Томка. Тополиная, 13 (Грачев) - страница 14

Петр Аркадьевич приподнял уголки губ.

– Чтобы душа развернулась, говоришь… Знаешь, у иного индивида душа как солнечная батарея: выйдет на орбиту, развернется так, что гуманоидам на Центавре видно. А другой всю жизнь колупается в своей норке, как мышь навозная, собирает крошки, складывает их в ямку, набивает пузо и тоже думает, что у него душа есть. – И он внимательно посмотрел на хозяина гаража.
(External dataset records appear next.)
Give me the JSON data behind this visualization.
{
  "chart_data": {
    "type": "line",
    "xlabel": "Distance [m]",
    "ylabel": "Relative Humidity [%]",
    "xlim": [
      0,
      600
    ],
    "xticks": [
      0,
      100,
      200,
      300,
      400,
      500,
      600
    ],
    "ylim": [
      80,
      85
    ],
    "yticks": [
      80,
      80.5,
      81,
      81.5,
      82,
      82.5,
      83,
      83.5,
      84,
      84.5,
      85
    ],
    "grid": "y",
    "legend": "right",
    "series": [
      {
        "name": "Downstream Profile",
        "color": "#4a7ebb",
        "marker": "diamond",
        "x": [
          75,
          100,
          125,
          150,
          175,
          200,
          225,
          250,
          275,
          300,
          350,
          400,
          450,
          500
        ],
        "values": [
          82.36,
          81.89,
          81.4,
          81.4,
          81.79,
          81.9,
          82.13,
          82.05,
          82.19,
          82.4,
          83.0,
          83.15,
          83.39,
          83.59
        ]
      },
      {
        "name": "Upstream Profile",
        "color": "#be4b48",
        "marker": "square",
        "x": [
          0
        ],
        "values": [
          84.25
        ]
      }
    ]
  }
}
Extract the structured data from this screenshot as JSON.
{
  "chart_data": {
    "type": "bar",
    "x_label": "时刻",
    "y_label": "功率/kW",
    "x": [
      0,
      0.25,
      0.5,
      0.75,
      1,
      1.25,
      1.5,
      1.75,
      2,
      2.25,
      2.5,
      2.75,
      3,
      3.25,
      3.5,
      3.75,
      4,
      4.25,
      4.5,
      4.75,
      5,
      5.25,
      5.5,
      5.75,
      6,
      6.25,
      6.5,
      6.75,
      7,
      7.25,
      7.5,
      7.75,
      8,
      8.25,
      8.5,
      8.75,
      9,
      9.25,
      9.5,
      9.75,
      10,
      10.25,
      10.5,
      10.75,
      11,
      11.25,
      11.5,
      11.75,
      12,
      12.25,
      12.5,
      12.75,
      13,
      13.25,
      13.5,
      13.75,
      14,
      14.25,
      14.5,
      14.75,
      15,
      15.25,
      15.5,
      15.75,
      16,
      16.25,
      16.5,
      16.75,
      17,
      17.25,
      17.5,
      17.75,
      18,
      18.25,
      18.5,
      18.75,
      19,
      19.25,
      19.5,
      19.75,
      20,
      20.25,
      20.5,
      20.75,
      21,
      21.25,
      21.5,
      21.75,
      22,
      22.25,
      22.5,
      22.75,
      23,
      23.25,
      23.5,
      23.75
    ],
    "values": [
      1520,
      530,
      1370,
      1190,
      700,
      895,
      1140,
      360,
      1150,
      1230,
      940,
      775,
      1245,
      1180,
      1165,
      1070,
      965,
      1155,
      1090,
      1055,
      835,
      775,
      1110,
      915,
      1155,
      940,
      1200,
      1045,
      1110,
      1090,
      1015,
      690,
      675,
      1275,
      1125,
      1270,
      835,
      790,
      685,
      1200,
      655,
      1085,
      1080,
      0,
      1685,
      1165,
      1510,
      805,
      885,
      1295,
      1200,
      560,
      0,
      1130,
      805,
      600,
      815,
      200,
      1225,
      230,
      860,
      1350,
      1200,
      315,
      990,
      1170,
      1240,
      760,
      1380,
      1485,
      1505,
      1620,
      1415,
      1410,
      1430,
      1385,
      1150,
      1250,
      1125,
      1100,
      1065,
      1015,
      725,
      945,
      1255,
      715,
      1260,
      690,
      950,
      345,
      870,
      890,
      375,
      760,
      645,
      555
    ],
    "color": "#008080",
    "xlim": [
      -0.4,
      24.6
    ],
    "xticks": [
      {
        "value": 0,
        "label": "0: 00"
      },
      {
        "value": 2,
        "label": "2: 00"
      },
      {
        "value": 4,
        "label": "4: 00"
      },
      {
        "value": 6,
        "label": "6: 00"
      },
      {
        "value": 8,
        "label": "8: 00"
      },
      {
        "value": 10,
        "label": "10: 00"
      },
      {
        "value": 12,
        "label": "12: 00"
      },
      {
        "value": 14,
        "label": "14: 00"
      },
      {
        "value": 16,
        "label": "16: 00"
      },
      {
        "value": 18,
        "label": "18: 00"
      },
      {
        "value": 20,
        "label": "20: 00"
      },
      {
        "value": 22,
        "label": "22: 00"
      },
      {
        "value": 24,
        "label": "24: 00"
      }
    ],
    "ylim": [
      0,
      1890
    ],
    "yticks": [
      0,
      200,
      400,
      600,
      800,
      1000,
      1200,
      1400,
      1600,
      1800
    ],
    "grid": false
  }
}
Повисла еще более нездоровая тишина. Владимир Петрович отвлекся от газетных страниц, глянул на Петра Аркадьевича из-под бровей и едва заметно улыбнулся. Кеша и Саша выглядели озадаченными. Голос подал только виновник торжества. Семенов поставил опустошенный стаканчик, вынул сигарету, закурил и, сверкнув стальным зубом, поинтересовался:

– Ты это о ком?

– Так, о людях.

– О которых?

– О всяких.

Семенов усмехнулся:

– Ну, тогда скажи еще что-нибудь об этих людях, не стесняйся. Красиво калякаешь. Петр Аркадьевич начал тихонько наигрывать музыкальную тему из фильма «Эммануэль».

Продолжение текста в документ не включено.